Among the many investing communities on Reddit, one that rarely gets the same attention as r/WallStreetBets is r/ThetaGang. The name comes from theta, the options Greek that measures time decay. Rather than buying speculative options, members of the community generally prefer to be on the opposite side of those trades by selling options and collecting premiums as time passes.
One of their favorite strategies is known as the wheel. It starts by selling cash-secured puts on a stock or ETF. If the option expires worthless, you simply collect the premium and sell another put. If you’re assigned, you buy the shares at the strike price and immediately switch to selling covered calls against that position. Once those shares get called away, you go back to selling cash-secured puts and repeat the process. The downside is that the strategy is fairly hands-on. You need to understand options, monitor positions, and manage assignments.
For investors who would rather outsource that work, there’s another option. The Peerless Options Income Wheel ETF (WEEL) is the first ETF built around systematically implementing the wheel strategy.

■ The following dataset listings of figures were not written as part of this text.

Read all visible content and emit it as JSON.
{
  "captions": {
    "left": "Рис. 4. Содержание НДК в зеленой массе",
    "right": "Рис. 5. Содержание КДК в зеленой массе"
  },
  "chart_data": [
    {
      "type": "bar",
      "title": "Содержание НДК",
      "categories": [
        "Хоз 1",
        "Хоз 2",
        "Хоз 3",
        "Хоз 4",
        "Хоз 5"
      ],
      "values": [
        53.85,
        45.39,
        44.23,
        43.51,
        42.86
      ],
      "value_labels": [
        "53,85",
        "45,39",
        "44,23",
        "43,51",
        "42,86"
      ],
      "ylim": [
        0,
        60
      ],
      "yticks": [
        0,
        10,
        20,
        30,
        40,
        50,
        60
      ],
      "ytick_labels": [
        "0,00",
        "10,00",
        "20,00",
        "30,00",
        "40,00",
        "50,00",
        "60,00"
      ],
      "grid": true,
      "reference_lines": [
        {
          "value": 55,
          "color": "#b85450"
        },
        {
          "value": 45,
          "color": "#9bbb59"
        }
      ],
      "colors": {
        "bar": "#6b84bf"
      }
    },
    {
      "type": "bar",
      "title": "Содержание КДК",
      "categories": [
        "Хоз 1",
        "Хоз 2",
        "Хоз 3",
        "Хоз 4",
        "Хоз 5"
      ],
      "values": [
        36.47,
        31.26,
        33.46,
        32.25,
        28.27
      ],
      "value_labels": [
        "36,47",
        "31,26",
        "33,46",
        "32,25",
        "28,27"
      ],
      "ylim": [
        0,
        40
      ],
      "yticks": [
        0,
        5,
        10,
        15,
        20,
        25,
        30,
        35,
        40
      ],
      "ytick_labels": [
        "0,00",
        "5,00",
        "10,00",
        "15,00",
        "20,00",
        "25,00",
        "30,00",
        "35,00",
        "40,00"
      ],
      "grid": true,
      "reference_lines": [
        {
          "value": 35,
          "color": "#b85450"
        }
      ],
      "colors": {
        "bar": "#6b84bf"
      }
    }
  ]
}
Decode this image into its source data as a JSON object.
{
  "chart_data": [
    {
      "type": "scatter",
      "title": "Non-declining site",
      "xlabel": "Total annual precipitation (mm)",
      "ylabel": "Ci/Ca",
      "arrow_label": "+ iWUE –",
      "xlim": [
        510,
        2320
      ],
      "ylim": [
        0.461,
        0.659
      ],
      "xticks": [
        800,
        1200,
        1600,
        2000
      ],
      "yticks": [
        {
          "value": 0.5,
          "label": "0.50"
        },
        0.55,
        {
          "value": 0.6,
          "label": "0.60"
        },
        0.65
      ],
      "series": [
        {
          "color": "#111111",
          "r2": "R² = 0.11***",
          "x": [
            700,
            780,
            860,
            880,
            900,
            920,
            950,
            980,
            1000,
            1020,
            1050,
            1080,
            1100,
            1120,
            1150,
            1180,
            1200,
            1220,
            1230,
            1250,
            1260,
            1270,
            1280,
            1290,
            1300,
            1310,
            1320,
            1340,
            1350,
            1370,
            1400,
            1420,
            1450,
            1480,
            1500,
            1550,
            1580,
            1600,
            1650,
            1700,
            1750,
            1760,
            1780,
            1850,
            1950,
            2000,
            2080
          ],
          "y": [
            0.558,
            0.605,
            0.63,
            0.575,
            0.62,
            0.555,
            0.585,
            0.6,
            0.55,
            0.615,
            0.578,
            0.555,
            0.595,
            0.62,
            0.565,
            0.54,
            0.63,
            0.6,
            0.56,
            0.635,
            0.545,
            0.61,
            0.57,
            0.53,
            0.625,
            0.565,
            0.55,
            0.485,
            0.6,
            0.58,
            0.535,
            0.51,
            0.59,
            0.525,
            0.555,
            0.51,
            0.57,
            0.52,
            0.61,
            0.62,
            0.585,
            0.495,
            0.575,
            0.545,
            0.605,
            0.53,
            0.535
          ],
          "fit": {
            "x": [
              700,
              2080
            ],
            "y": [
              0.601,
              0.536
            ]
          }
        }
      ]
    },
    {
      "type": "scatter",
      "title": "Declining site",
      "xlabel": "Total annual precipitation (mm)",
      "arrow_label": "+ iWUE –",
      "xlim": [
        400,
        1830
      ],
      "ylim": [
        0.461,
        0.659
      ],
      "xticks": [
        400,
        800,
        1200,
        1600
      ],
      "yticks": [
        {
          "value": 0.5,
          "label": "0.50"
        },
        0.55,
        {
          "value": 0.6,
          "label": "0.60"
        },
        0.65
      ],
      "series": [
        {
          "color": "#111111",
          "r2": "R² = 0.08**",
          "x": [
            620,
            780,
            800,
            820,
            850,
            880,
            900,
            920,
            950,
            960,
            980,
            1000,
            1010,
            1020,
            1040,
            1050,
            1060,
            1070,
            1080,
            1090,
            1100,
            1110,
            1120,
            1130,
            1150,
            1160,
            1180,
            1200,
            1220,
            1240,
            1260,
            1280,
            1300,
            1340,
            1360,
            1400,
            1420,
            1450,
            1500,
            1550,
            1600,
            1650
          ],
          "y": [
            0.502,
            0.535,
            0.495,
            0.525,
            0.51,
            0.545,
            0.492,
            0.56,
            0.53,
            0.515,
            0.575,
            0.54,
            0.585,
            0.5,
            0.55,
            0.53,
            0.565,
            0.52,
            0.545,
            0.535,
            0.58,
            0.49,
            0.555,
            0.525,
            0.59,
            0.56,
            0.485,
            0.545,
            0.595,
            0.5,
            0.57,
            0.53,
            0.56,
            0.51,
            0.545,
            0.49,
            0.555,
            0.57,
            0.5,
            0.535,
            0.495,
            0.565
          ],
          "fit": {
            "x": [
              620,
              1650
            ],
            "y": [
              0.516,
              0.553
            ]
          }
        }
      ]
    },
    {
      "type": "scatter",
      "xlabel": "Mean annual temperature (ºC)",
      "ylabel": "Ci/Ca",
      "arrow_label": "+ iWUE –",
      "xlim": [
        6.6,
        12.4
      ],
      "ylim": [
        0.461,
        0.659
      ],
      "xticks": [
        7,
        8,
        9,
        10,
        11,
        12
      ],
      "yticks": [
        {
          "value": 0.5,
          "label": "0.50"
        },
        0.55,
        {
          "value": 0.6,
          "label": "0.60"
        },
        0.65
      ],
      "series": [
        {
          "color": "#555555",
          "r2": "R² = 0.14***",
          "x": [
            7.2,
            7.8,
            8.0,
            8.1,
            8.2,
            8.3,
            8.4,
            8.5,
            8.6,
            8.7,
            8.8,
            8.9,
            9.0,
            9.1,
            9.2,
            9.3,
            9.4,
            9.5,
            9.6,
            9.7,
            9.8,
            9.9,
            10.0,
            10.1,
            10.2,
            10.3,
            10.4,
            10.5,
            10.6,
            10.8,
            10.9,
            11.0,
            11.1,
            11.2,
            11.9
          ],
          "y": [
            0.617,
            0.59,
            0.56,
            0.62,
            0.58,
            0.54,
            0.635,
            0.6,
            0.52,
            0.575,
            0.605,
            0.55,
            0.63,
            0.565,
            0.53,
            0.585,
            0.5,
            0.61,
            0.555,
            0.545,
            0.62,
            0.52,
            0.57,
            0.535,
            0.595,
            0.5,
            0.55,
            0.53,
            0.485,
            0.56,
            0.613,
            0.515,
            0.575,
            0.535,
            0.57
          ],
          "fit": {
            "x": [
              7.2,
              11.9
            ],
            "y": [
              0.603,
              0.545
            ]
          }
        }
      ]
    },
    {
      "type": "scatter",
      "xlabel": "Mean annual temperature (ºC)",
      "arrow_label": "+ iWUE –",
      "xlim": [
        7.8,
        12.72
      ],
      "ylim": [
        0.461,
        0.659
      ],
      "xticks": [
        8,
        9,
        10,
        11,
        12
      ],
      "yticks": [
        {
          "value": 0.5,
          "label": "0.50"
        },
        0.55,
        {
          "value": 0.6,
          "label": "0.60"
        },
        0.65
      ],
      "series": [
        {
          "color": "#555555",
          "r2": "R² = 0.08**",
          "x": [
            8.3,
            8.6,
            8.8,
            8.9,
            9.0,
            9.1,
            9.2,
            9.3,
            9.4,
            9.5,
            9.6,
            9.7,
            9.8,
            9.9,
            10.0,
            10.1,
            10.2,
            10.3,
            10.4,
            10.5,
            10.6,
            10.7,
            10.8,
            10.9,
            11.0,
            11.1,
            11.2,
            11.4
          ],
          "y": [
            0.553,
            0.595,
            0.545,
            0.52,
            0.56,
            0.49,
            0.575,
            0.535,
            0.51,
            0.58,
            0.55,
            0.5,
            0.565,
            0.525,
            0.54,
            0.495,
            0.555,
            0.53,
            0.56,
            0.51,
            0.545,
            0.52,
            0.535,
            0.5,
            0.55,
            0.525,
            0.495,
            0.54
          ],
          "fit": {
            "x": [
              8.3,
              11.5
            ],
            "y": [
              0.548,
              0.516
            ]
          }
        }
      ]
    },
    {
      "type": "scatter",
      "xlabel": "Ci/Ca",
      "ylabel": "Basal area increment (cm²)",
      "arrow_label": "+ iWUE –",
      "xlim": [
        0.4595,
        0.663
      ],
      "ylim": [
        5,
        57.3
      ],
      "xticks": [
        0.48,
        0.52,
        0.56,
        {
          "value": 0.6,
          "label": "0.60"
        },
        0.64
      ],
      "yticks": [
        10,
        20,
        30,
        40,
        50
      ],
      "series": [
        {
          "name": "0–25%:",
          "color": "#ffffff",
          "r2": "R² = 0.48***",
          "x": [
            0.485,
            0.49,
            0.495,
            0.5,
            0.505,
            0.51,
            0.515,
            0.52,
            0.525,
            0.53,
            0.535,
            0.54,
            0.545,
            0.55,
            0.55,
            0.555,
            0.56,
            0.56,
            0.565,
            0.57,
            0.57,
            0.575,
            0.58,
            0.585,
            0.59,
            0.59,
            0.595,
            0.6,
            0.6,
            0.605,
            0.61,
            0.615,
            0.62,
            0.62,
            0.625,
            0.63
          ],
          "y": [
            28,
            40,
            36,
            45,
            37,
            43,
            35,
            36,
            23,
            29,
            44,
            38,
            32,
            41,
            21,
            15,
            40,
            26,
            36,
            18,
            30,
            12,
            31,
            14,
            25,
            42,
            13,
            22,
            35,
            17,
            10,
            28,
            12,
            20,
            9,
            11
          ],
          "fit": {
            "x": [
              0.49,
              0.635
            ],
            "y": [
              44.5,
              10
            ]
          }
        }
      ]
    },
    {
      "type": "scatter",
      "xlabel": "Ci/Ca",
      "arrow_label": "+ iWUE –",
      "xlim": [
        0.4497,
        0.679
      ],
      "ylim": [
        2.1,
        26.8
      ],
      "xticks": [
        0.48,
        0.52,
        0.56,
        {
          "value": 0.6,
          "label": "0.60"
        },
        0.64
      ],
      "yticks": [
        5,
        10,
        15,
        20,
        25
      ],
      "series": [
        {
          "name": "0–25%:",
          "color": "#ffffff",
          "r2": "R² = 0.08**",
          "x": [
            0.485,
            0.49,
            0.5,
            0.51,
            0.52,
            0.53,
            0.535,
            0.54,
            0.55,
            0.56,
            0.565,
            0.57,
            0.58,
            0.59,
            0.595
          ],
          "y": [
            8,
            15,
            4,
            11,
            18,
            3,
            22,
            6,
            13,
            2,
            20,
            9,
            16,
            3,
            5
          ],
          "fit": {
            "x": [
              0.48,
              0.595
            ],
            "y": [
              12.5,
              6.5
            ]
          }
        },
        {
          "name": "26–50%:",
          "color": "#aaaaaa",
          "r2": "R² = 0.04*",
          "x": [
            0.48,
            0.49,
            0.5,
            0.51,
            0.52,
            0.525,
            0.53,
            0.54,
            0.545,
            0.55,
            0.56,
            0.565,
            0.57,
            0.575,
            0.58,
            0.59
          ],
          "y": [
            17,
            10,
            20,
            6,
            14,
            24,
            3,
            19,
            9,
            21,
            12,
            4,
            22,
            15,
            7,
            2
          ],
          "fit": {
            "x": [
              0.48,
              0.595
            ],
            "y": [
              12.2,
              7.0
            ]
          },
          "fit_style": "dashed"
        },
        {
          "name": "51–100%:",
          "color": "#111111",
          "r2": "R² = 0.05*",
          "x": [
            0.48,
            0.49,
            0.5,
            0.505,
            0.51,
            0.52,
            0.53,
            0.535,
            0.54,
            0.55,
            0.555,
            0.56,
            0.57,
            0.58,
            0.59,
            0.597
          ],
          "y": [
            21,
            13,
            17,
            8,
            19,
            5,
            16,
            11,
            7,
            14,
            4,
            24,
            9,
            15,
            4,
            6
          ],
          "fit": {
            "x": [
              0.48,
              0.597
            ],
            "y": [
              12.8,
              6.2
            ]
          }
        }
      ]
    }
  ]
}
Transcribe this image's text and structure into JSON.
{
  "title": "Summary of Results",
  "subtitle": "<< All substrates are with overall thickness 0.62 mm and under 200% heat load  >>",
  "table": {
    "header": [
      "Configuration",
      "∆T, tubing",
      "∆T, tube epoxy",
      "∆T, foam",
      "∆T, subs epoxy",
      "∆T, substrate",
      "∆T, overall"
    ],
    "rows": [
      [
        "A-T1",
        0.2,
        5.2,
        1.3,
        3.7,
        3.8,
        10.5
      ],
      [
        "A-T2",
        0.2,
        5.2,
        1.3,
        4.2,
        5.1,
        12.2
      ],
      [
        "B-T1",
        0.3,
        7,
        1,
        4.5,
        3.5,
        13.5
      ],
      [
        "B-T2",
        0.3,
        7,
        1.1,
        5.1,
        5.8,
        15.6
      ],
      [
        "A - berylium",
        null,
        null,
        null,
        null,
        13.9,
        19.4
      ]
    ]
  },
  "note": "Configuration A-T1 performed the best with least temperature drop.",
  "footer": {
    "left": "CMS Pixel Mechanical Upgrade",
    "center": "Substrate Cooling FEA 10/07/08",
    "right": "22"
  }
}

Here’s what investors should know about how WEEL works and how it has stacked up against more established covered call ETFs.
What Is WEEL?
WEEL begins by writing out-of-the-money (OTM) cash-secured put options on a portfolio consisting primarily of sector ETFs, although it may also use other liquid ETFs with elevated implied volatility. Current exposures include areas such as gold miners, utilities, Chinese internet stocks, the Nasdaq-100, emerging markets, software, homebuilders, energy, and silver, among others.
Selling OTM puts allows WEEL to collect option premium while establishing a downside entry point. If the underlying ETF remains above the strike price through expiration, the fund simply keeps the premium and writes another put. If the option finishes in the money, WEEL purchases the ETF at the predetermined strike price at potentially more favorable valuations.
Once assigned, the strategy shifts into the second phase by writing covered calls against those newly acquired holdings. If prices recover above the call strike, the shares are called away, allowing WEEL to realize both the option premium and any capital appreciation between the purchase price and strike price. The process then resets back to selling cash-secured puts.
The strategy is designed to perform best when markets remain relatively range-bound and volatile. As of June 30, 2026, WEEL offers an 11.86% distribution rate, calculated by annualizing its most recent quarterly payout and dividing it by the fund’s current net asset value.
How Has WEEL Performed?
I compared WEEL against the JPMorgan Equity Premium Income ETF (JEPI) over the 2.12-year period from May 16, 2024, through July 1, 2026 via testfolio.io. During that period, WEEL delivered a cumulative total return of 27.79%, comfortably outperforming JEPI’s 16.69%. Risk-adjusted returns also favored WEEL. The ETF generated a Sharpe ratio of 0.65, compared with 0.34 for JEPI, suggesting investors were compensated more effectively for the risk they assumed over the measurement period.
That said, WEEL has one disadvantage that could narrow this performance gap over time: its cost. The fund carries a 1.24% gross expense ratio, consisting primarily of a 1.09% management fee alongside 0.15% in acquired fund fees and expenses from the underlying ETFs it owns. After a 0.25% fee waiver, investors currently pay a 0.99% net expense ratio. Personally, I think bringing that figure closer to 0.75% would make the strategy substantially more competitive.
My other concern is size. WEEL currently manages approximately $38.74 million in assets, leaving it below the roughly $50 million AUM threshold where many niche ETFs begin attracting more consistent investor interest. Smaller ETFs can face a higher risk of closure if they fail to gather assets over time.
Even so, WEEL remains one of the more interesting income ETFs on the market. Rather than relying solely on covered calls, it systematically monetizes both sides of the options market through the wheel strategy, offering investors exposure to a strategy that has traditionally required considerably more hands-on management.